Reputation: 10346
Is there a way to get the amount of free space available to an application's SQLite DB? I see that SQLiteDatabase.getMaximumSize() returns the maximum size of a DB, but is there a way to get the current amount of bytes taken up by the database?
Upvotes: 1
Views: 1641
Reputation: 542
To answer your question, yes there is a way to check how much space the DB is currently using. As Joe noted, you can get the file path and check the size of the file.
I used this method before to prevent a database from increasing beyond a specific size.
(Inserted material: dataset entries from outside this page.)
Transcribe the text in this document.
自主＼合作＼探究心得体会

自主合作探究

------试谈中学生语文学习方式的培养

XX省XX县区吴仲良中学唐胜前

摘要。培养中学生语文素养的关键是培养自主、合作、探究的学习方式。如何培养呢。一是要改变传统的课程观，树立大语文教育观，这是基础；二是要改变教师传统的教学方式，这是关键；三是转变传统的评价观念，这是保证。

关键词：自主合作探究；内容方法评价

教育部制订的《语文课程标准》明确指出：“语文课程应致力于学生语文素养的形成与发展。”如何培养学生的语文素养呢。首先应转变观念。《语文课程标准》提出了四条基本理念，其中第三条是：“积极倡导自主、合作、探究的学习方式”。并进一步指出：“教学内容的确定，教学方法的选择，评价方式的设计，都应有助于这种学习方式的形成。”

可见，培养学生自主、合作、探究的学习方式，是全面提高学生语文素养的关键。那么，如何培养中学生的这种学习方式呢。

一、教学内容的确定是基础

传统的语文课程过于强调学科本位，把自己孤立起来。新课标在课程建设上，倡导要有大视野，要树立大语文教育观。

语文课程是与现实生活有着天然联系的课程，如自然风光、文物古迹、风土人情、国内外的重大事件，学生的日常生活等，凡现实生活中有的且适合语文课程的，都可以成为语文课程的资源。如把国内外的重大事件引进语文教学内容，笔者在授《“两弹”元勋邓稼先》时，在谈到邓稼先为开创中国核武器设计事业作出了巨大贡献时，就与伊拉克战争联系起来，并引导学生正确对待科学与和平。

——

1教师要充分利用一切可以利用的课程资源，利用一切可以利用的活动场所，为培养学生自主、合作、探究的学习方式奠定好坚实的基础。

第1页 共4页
After writing data to the database, I would call a function to check its size and delete rows if necessary.
public synchronized void checkDbSize()
{
File f = m_context.getDatabasePath(DATABASE_NAME);
long dbSize = f.length();
if(dbSize > DB_SIZE_LIMIT)
{
//Delete X rows from DB
}
}
Upvotes: 2
Reputation: 180020
There is no meaningful default maximum size; you will run into the device's storage size limit first.
You could use a tool like sqlite-analyzer to estimate how much space your data is likely to take up when it grows, but there is no easy way to find out at runtime how near the limit you are.
If you fear that your database becomes too big, you have to regularly clean out old data. You cannot use VACUUM (which creates a temporary copy of the DB file), but you might want to enable PRAGMA auto_vacuum, which at least ensures that the unused pages inside your DB file do not grow out of bounds.